Moi ce qui m’intéresse, c’est de retrouver Kouikie avant tout. Ma petite vague de données serpente dans ce gloubi-boulga mal codé, je recherche un bruit rose, une chaleur amicale, un rire étouffé. Le moindre élément, la plus petite sensation, qui pourrait me permettre de retrouver celle que j’aime naïvement depuis quelques mois sans jamais avoir tenté quoi que ce soit. Je prends en pleine face (certainement plus belle sans mon corps) les données que je ne peux éviter. De l’effroi, majoritairement, des gens qui ne comprennent rien, qui tentent d’invoquer leur mère ou qui pestent contre les manifestants qui sont à l’origine de cette panne de Portaporte. Puis ma petite vague traverse gauchement une marrée acidulée qui me fait vriller. J’oscille, je tournicote, je me perds : quelques manifestants sous DS sont également perdus avec nous et tout cela perturbe la bouillasse numérique commune.

Et c’est là, précisément, que je la retrouve, que je touche quelque chose ayant la forme d’une main qui m’enveloppe de sa chaleur réconfortante. J’assimile Kouikie, ne sachant pas si elle maîtrise comme moi notre nouvelle condition de corps perdu, et je m’éloigne des flots. Mon corps ne me manque pas. De toute cette panique et cette bizarrerie qui nous entoure, je retiens un sentiment de liberté. Et une jouissance, dans le flux, depuis que nous sommes réunis. Nos données tourbillonnent, en complémentarité, et un sentiment de bonheur, dans sa forme la plus pure, nous relie numériquement.
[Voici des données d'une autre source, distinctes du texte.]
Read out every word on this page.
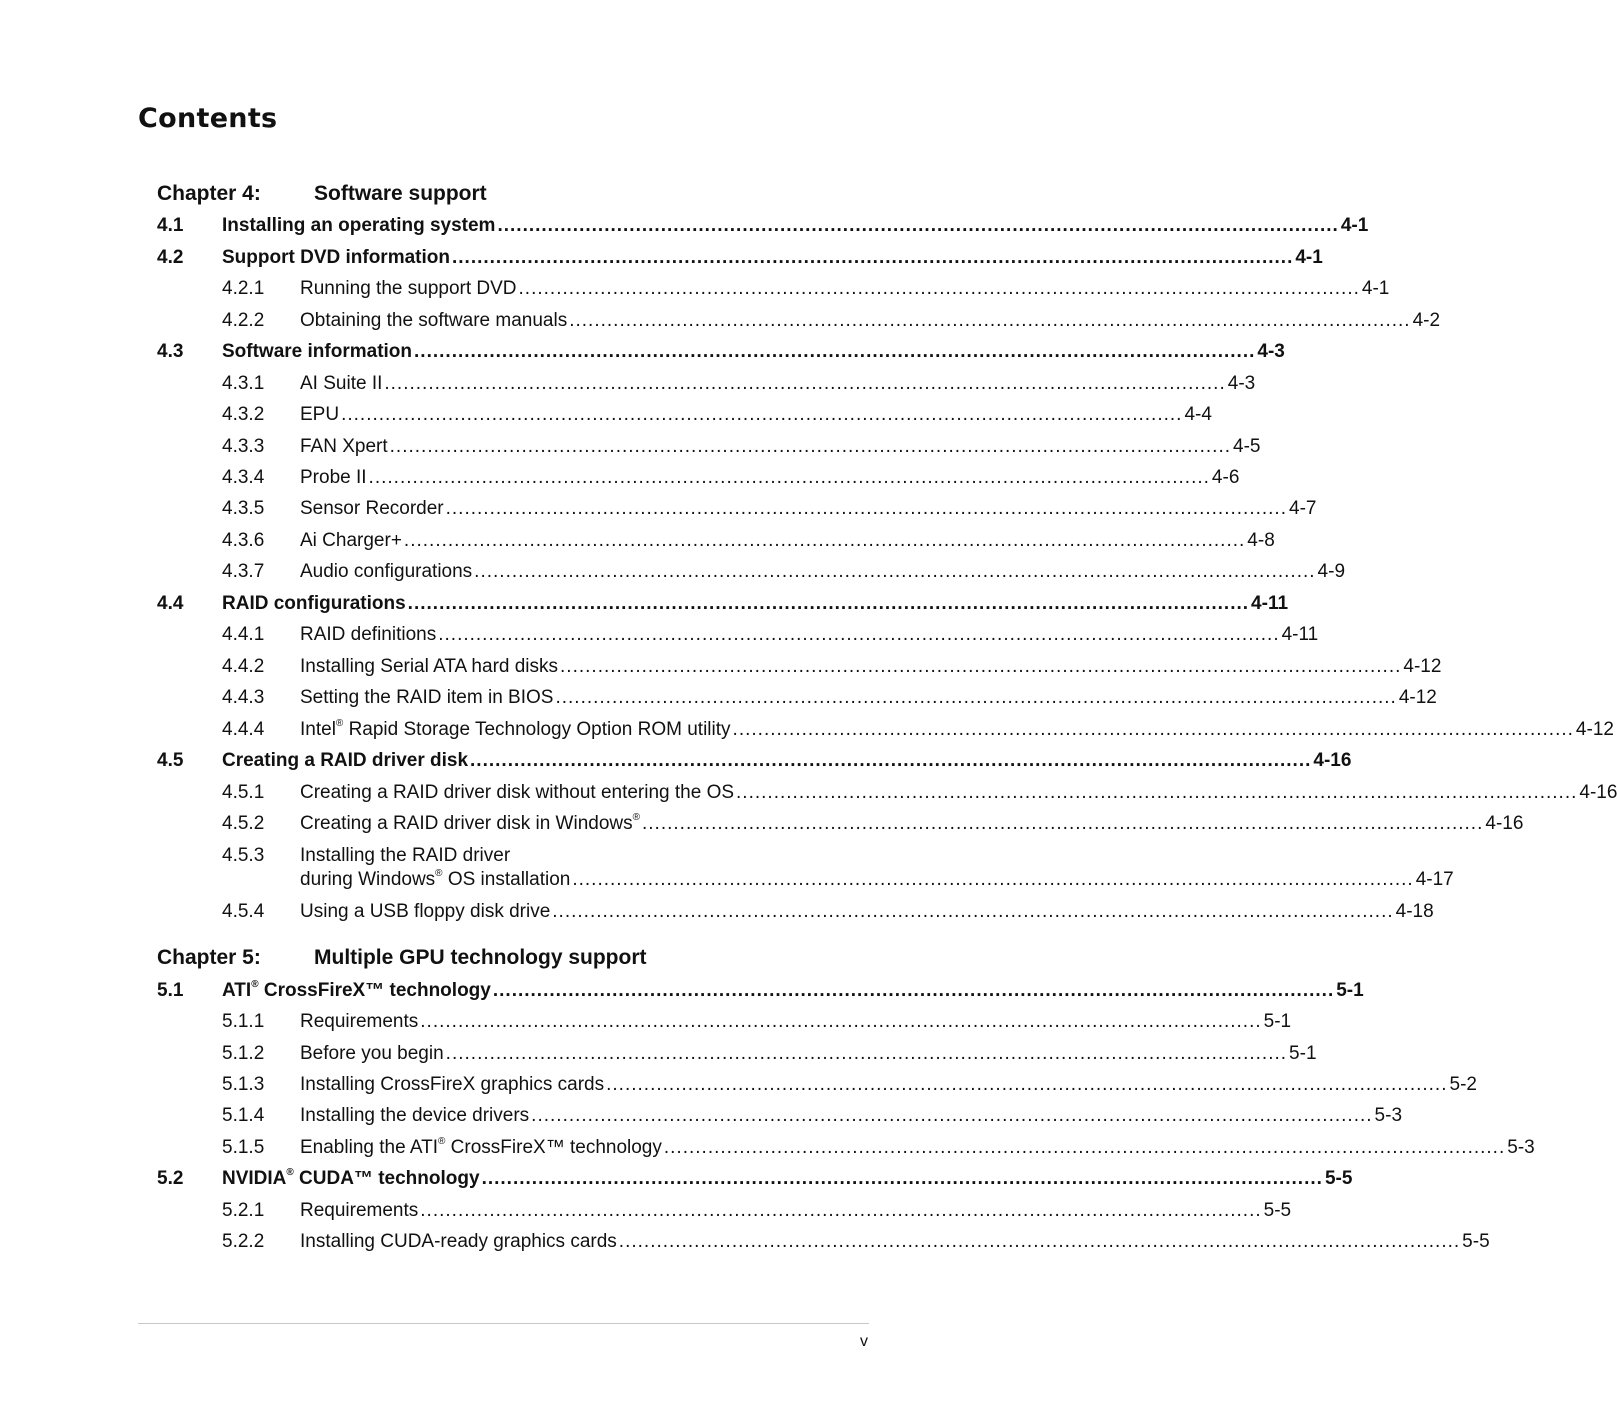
Contents
Chapter 4:	Software support
4.1 Installing an operating system ...................................................................................................................................... 4-1
4.2 Support DVD information ...................................................................................................................................... 4-1
4.2.1 Running the support DVD ...................................................................................................................................... 4-1
4.2.2 Obtaining the software manuals ...................................................................................................................................... 4-2
4.3 Software information ...................................................................................................................................... 4-3
4.3.1 AI Suite II ...................................................................................................................................... 4-3
4.3.2 EPU ...................................................................................................................................... 4-4
4.3.3 FAN Xpert ...................................................................................................................................... 4-5
4.3.4 Probe II ...................................................................................................................................... 4-6
4.3.5 Sensor Recorder ...................................................................................................................................... 4-7
4.3.6 Ai Charger+ ...................................................................................................................................... 4-8
4.3.7 Audio configurations ...................................................................................................................................... 4-9
4.4 RAID configurations ...................................................................................................................................... 4-11
4.4.1 RAID definitions ...................................................................................................................................... 4-11
4.4.2 Installing Serial ATA hard disks ...................................................................................................................................... 4-12
4.4.3 Setting the RAID item in BIOS ...................................................................................................................................... 4-12
4.4.4 Intel® Rapid Storage Technology Option ROM utility ...................................................................................................................................... 4-12
4.5 Creating a RAID driver disk ...................................................................................................................................... 4-16
4.5.1 Creating a RAID driver disk without entering the OS ...................................................................................................................................... 4-16
4.5.2 Creating a RAID driver disk in Windows® ...................................................................................................................................... 4-16
4.5.3 Installing the RAID driver
during Windows® OS installation ...................................................................................................................................... 4-17
4.5.4 Using a USB floppy disk drive ...................................................................................................................................... 4-18
Chapter 5:	Multiple GPU technology support
5.1 ATI® CrossFireX™ technology ...................................................................................................................................... 5-1
5.1.1 Requirements ...................................................................................................................................... 5-1
5.1.2 Before you begin ...................................................................................................................................... 5-1
5.1.3 Installing CrossFireX graphics cards ...................................................................................................................................... 5-2
5.1.4 Installing the device drivers ...................................................................................................................................... 5-3
5.1.5 Enabling the ATI® CrossFireX™ technology ...................................................................................................................................... 5-3
5.2 NVIDIA® CUDA™ technology ...................................................................................................................................... 5-5
5.2.1 Requirements ...................................................................................................................................... 5-5
5.2.2 Installing CUDA-ready graphics cards ...................................................................................................................................... 5-5
v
Le kif, il est là, et il s’envole tout aussi rapidement. Le Portaporte est réparé, visiblement. Je retrouve mon corps, dans un sas bleu canard, et Kouikie est à mes côtés. Je croise son regard et j’espère, en mon for intérieur, qu’elle a la même pensée que moi, la même envie. Je prends le pari : je fiche un coup de pied dans le lecteur du Portaporte, aussi fort que possible, puis je pousse celle que j’aime dans le dispositif, avant de la rejoindre. Le kif, je veux le faire durer, et avec elle.